Die drei Institutionen: Lebenshilfe Bruck an der Mur, Ennstal und Leoben sind die ersten Behindertenhilfeorganisationen Österreichs, die Qualitätsmanagement mit dem CAF erfolgreich anwenden. Bereits 2014 startete mit dem Pilotprojekt – eines individuell angepassten CAF-Rasters für die Behindertenhilfe – die Erfolgsgeschichte. So zeigten sich bereits in der Pilotphase viele sinnvolle Synergien der drei Lebenshilfe Organisationen, wodurch sich freiwillige Kooperationen in vielen Bereichen (z. B. gemeinsame Produkte und Verkauf über die Billa-AG, Soziale Waldarbeit, gemeinsame Schulungen, erste Shared-Services) und sogar ein gemeinsamer Name „LH3“ ergaben. Auch wurden gemeinsame organisatorische Mindeststandards definiert. Damit bekannten sich die „LH3“ zur ständigen Weiterentwicklung ihrer Organisationen – ganz im Sinne eines ganzheitlichen Qualitätsmanagements.

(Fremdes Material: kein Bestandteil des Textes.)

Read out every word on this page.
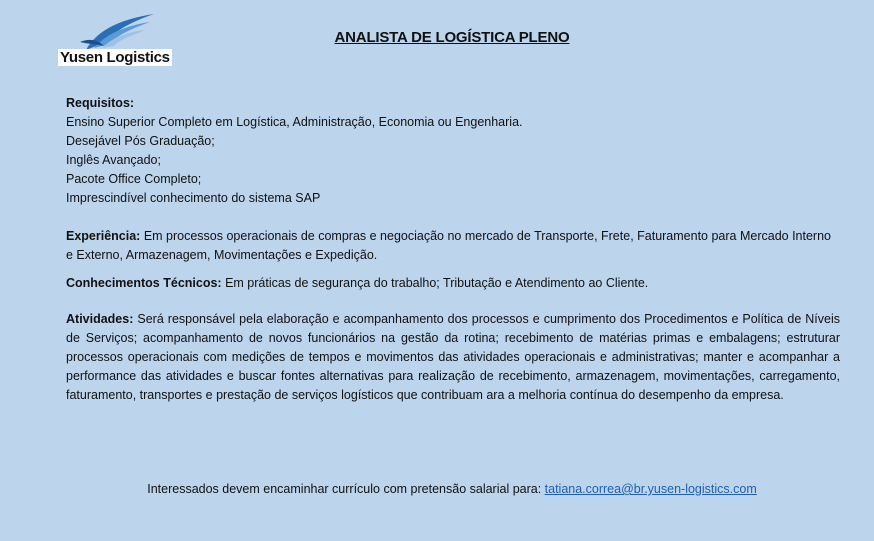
Yusen Logistics
ANALISTA DE LOGÍSTICA PLENO
Requisitos:
Ensino Superior Completo em Logística, Administração, Economia ou Engenharia.
Desejável Pós Graduação;
Inglês Avançado;
Pacote Office Completo;
Imprescindível conhecimento do sistema SAP
Experiência: Em processos operacionais de compras e negociação no mercado de Transporte, Frete, Faturamento para Mercado Interno e Externo, Armazenagem, Movimentações e Expedição.
Conhecimentos Técnicos: Em práticas de segurança do trabalho; Tributação e Atendimento ao Cliente.
Atividades: Será responsável pela elaboração e acompanhamento dos processos e cumprimento dos Procedimentos e Política de Níveis de Serviços; acompanhamento de novos funcionários na gestão da rotina; recebimento de matérias primas e embalagens; estruturar processos operacionais com medições de tempos e movimentos das atividades operacionais e administrativas; manter e acompanhar a performance das atividades e buscar fontes alternativas para realização de recebimento, armazenagem, movimentações, carregamento, faturamento, transportes e prestação de serviços logísticos que contribuam ara a melhoria contínua do desempenho da empresa.
Interessados devem encaminhar currículo com pretensão salarial para: tatiana.correa@br.yusen-logistics.com
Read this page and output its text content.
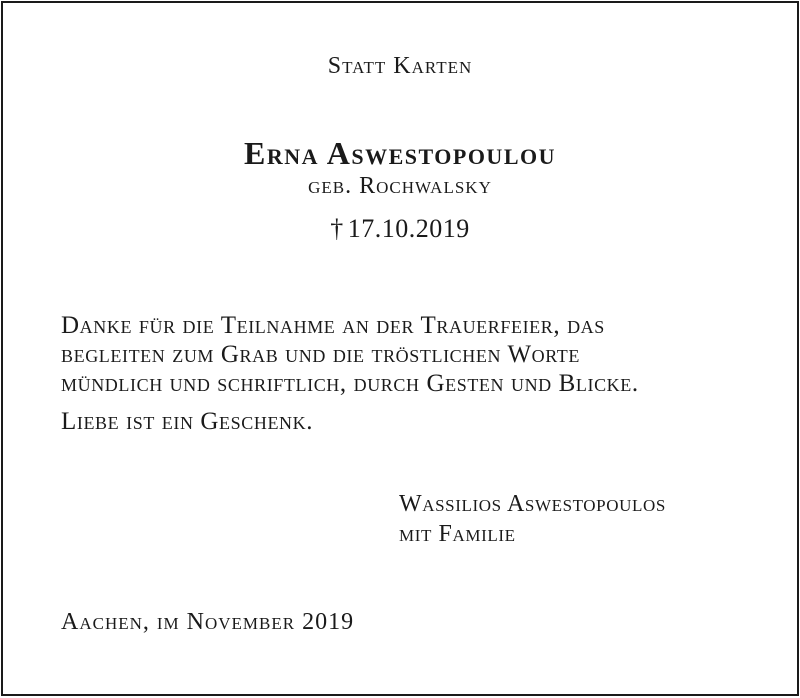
Statt Karten
Erna Aswestopoulou
geb. Rochwalsky
† 17.10.2019
Danke für die Teilnahme an der Trauerfeier, das
begleiten zum Grab und die tröstlichen Worte
mündlich und schriftlich, durch Gesten und Blicke.
Liebe ist ein Geschenk.
Wassilios Aswestopoulos
mit Familie
Aachen, im November 2019
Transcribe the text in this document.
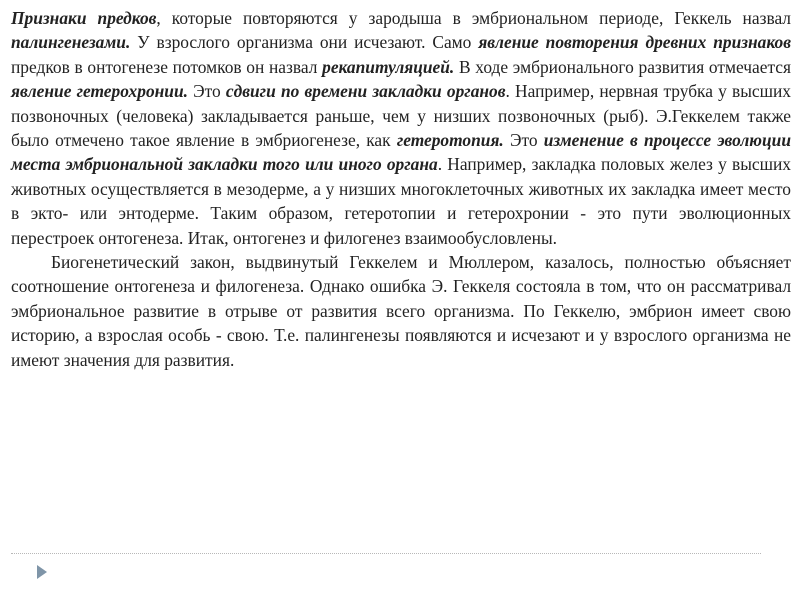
Признаки предков, которые повторяются у зародыша в эмбриональном периоде, Геккель назвал палингенезами. У взрослого организма они исчезают. Само явление повторения древних признаков предков в онтогенезе потомков он назвал рекапитуляцией. В ходе эмбрионального развития отмечается явление гетерохронии. Это сдвиги по времени закладки органов. Например, нервная трубка у высших позвоночных (человека) закладывается раньше, чем у низших позвоночных (рыб). Э.Геккелем также было отмечено такое явление в эмбриогенезе, как гетеротопия. Это изменение в процессе эволюции места эмбриональной закладки того или иного органа. Например, закладка половых желез у высших животных осуществляется в мезодерме, а у низших многоклеточных животных их закладка имеет место в экто- или энтодерме. Таким образом, гетеротопии и гетерохронии - это пути эволюционных перестроек онтогенеза. Итак, онтогенез и филогенез взаимообусловлены.

Биогенетический закон, выдвинутый Геккелем и Мюллером, казалось, полностью объясняет соотношение онтогенеза и филогенеза. Однако ошибка Э. Геккеля состояла в том, что он рассматривал эмбриональное развитие в отрыве от развития всего организма. По Геккелю, эмбрион имеет свою историю, а взрослая особь - свою. Т.е. палингенезы появляются и исчезают и у взрослого организма не имеют значения для развития.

Schlussendlich wurde der CAF in allen drei Lebenshilfen, unterstützt durch ExpertInnen des KDZ-Zentrum für Verwaltungsforschung, 2015 implementiert. Dabei zeigte sich, dass sich der CAF als Qualitätsmanagementinstrument auch für die Behindertenhilfe sehr gut eignet. Alle drei Institutionen erkannten durch den CAF-Prozess Stärken und Verbesserungspotenziale ihrer Organisationen und legten ambitionierte Maßnahmen zur Weiterentwicklung fest. Auch stieg die Motivation der MitarbeiterInnen durch den integrierenden CAF-Prozess, der MitarbeiterInnen, Führungskräfte und auch KundInnen auf einer Augenhöhe diskutieren lässt. Anfang 2016 strebt die „LH3“ auch das CAF-Gütesiegel an.